Verdwijngat

Ontstaan van een verdwijngat en een karstbron, hier bij de Lesse (België)
Chantoir du Sotait

Een verdwijngat of chantoir(e) is een plek waar een beek in de grond verdwijnt en ondergronds verder stroomt. De benaming chantoir is afgeleid van het Waalse tchantwère en wordt voornamelijk gebruikt in België en in het noorden en oosten van Frankrijk. Wanneer de stroom in de grond verdwijnt, lijkt het geluid van het water op zingen en zo werd het aangeduid met het woord chantoire dat zingen betekent.

Ontstaan[bewerken | brontekst bewerken]

Een verdwijngat kan gevormd worden in een kalklandschap. De ondergrondse voortzetting van een watergang wordt karstrivier genoemd.

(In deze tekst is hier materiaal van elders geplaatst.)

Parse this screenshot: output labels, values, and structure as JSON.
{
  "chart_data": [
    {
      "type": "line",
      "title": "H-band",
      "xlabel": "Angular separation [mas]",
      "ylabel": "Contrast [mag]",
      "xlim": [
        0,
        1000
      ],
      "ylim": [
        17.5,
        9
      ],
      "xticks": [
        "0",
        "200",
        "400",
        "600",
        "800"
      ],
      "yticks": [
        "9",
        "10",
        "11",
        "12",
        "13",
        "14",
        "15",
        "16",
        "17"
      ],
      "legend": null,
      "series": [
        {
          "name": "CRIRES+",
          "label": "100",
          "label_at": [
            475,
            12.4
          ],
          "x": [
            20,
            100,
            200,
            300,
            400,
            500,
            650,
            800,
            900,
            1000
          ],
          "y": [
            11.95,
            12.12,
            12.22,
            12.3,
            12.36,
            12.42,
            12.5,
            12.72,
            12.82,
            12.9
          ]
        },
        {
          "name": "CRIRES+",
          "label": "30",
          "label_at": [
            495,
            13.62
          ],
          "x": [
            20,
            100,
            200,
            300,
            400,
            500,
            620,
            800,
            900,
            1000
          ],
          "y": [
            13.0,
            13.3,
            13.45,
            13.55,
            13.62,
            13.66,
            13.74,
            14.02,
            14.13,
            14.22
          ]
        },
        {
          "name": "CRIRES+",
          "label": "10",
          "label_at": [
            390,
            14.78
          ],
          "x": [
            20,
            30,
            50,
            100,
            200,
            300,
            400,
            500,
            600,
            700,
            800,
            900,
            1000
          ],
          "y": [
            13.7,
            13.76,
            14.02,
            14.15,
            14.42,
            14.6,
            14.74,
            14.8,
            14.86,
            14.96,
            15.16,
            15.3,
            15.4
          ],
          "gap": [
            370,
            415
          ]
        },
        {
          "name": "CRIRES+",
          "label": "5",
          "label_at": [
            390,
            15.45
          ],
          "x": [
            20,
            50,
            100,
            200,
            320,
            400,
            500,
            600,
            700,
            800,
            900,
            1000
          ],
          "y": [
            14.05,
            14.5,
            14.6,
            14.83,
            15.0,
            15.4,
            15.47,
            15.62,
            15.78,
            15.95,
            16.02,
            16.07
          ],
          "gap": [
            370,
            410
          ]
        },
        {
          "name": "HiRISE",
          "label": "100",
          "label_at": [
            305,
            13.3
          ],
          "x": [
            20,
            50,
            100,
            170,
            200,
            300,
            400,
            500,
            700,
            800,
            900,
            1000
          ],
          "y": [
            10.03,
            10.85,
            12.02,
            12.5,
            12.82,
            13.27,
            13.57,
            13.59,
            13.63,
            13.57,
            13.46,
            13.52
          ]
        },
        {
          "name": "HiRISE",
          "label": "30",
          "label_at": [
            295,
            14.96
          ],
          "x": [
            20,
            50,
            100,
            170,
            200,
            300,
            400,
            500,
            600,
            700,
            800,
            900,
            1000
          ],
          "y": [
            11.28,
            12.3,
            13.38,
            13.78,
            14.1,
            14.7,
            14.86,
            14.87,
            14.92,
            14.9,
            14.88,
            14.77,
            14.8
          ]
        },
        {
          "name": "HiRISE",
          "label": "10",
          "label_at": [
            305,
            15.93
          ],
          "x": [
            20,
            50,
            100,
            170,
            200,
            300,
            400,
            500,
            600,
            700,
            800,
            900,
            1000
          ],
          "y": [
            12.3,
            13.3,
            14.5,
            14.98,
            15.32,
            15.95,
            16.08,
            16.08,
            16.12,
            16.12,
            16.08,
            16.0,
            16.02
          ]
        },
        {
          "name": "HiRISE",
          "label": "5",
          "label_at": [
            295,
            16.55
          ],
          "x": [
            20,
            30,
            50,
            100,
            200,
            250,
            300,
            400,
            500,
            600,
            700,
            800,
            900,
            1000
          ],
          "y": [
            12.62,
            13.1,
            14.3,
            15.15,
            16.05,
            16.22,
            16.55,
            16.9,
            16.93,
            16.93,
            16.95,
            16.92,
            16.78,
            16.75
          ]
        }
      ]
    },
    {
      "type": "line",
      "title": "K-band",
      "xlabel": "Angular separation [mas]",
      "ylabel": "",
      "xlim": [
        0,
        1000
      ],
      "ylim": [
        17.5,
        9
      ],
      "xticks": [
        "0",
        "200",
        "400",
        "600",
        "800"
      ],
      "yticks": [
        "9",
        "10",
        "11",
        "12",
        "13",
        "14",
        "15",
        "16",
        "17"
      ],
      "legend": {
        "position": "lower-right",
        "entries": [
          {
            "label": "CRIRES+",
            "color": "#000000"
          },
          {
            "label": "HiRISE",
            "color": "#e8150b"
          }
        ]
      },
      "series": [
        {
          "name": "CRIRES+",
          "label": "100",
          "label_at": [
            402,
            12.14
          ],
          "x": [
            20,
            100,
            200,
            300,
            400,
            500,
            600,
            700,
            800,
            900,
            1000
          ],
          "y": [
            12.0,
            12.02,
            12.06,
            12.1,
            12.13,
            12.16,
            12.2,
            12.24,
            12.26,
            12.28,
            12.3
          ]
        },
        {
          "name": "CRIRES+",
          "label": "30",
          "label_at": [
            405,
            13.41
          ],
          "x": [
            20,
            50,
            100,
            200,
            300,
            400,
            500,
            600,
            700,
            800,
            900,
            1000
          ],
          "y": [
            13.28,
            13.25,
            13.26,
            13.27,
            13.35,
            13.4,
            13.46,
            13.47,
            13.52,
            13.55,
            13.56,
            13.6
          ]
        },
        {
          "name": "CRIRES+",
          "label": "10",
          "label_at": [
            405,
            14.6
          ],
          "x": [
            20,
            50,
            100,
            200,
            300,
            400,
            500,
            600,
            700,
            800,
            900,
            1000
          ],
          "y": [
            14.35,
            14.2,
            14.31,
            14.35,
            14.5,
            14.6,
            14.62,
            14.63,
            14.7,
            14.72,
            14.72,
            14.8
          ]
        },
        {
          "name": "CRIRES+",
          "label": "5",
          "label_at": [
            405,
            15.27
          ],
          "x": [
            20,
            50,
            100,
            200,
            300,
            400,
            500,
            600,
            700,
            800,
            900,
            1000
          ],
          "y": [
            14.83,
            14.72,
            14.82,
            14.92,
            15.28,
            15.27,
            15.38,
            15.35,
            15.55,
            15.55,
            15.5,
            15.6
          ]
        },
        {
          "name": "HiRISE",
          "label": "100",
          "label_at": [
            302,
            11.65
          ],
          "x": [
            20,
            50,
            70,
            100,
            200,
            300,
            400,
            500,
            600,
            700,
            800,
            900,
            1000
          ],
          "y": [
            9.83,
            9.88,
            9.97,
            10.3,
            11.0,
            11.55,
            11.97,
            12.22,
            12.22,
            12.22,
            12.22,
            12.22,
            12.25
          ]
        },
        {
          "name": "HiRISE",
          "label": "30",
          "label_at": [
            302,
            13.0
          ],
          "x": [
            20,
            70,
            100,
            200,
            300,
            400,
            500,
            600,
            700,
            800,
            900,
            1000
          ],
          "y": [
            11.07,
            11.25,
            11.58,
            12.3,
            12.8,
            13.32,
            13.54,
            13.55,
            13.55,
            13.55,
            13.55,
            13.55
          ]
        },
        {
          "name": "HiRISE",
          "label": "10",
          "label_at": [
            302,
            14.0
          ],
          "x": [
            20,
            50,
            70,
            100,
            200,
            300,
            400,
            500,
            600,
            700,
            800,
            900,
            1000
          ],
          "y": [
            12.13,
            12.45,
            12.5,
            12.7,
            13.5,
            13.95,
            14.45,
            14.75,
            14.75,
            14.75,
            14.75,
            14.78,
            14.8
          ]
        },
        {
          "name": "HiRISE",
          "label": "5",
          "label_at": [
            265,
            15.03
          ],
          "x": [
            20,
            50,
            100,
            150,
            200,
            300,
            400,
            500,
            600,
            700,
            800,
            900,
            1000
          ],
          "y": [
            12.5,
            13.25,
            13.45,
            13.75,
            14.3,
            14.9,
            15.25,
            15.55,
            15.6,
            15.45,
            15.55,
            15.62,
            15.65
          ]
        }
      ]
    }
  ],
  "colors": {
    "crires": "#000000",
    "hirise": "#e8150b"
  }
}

Kalksteen is van zichzelf weinig permeabel (doorlatend) en vaak tamelijk rigide van structuur. Als een kalksteenlaag onder druk staat ontstaan breuken waarlangs grondwater omlaag sijpelt. De kalk aan weerszijden van de breuk lost op waardoor de breuk wijder wordt en meer grondwater naar beneden wordt afgevoerd. Dit verschijnsel heeft tot gevolg dat in kalkgebieden weinig stromen bovengronds lopen. Ze verdwijnen al snel in de bodem waarbij diepe, verticale schachten (karstpijpen) kunnen ontstaan met soms een metershoge waterval.

België[bewerken | brontekst bewerken]

De chantoires zijn voornamelijk gelegen in de provincie Luik in de regio's Condroz en Ardennen. Er zijn in de Vallei der Chantoirs (Vallon des Chantoirs) tussen Louveigné en Remouchamps verscheidene verdwijngaten. Ook in de dorpen Harzé, Xhoris, Filot en bij de Roche aux Faucons zijn meerdere chantoires bekend.